What: “Room 776” by Martin Bergman and Rita Rudner

When: 8 p.m. today through Saturday, 2 p.m. Sunday

Where: Las Vegas Little Theatre, 3920 Schiff Drive

Admission: $22, $19 students and seniors; 362-7996, www.lvlt.org

Sun Blog

Harrah’s headliner Rita Rudner and her husband, Martin Bergman, have written a play. And it’s having its world premiere at the nonprofessional Las Vegas Little Theatre. A wisp of a sitcom, “Room 776” is not nearly ready for prime time. Or Sunday matinees.

The writing, directing and performances are unbelievable — and I mean that in the dictionary sense of the word. As in “not able to be believed.” (By that measure, you could call this play “incredible,” and even “terrific.”)

It doesn’t seem right to lure unsuspecting audiences — and make them pay $22 — to sit through a workshop staging of such an unbaked piece of work.

Rudner and Bergman have swiped a setup straight from the ’70s rom-com series “Love American Style”: A prissy, newly separated Midwesterner — a stand-in for Rudner — arrives for a Vegas getaway with her suitcase and 10 rolls of quarters. A Kevin James-type schlub also shows up for the World Series of Poker. Turns out they’re booked into the same room in an overbooked hotel. Ba-dum-bum.

Wendy (played by Nancy Denton) is the kind of gal who researched her Vegas trip on the Travel Channel. She plays the slots, shops and speaks in Rudnerisms: “Why is poker all over my television? ... And when do you flush?” (It’s hard not to replay her lines in Rudner’s prim voice and clipped stand-up cadences.) Tom (Scott Ast, who gives it his best shot as a sad sack schmo) is saddled with too many windy speeches about the significance of poker.

Those lines are probably the contribution of director Bergman, who stages “Room 776” as a classic farce, with lots of opening and closing doors, and a series of short scenes separated by blackouts.

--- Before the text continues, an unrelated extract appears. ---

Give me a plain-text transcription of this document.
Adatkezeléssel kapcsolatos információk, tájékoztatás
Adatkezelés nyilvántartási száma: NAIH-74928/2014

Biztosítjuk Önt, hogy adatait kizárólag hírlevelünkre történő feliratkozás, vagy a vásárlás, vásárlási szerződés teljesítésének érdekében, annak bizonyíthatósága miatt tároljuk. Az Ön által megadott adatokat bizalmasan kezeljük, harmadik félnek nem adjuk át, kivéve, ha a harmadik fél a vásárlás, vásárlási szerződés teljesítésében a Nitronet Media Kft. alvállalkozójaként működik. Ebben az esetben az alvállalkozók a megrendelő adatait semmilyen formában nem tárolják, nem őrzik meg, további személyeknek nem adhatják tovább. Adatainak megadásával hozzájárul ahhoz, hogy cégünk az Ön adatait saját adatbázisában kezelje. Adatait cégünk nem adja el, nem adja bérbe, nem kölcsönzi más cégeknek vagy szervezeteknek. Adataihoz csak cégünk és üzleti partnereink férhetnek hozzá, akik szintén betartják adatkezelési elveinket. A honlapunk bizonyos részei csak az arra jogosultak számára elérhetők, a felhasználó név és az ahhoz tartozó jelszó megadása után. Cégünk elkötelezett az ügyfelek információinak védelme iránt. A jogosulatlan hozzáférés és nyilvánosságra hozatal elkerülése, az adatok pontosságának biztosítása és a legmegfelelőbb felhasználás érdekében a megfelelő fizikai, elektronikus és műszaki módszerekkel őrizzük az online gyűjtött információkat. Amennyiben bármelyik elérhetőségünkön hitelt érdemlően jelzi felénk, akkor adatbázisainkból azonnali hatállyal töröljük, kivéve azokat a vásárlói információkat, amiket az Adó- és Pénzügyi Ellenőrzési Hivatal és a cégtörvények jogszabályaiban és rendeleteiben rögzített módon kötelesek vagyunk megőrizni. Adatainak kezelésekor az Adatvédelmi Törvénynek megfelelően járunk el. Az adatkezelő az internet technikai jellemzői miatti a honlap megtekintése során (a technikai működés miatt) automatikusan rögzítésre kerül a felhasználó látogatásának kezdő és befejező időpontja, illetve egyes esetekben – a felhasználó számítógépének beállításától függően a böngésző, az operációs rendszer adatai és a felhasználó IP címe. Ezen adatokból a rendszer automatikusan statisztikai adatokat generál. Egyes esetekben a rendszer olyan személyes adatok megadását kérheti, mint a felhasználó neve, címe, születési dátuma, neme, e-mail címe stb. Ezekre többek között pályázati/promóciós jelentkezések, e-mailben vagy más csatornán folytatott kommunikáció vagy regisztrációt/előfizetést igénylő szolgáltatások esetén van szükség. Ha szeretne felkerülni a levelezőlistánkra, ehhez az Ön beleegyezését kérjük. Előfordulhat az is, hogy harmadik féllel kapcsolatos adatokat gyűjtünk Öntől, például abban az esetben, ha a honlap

It might have played better with a laugh track.

At the Sunday performance I saw, a good number of the laughs came when the audience merely recognized names, brands and situations: Tipping is a necessary evil, hotels will make you wait on hold, room service meals will arrive late and cold. When Nancy first unpacked her suitcase and the audience saw the layers of tissue separating her neatly folded clothing, there was much excited murmuring among the mostly elderly theatergoers.

By the way, if you miss a punch line, don’t worry. Someone sitting near you is bound to repeat it out loud to a seatmate.

Rudner and Bergman attempt to make the shticky script more substantial by dropping dollops of tragedy into the characters’ back stories. But delivered by cartoon characters in the context of this contrived fluff, the intrusions of real life are just jarring.

All of the performers deliver their lines in a panicky rush — since the play runs just over an hour, no one in the audience would begrudge them the extra second here and there to pause or breathe or deliver a joke as it was written.

Todd Simonds and Brian Scott get laughs for their campy cameos as a room service waiter and a hotel manager. As hotel maid Sheree, an actress named Goddess Lisa Illia earned (apparently) unintentional laughs when her turndown service left the room looking more rumpled than when she entered.

Apart from a few zippy lines, the cleverest elements of “Room 776” are the title and Ron Lindblom’s hotel room set, with wings that revolve to reveal restaurant and casino settings. It’s more substantial than the flimsy material deserves.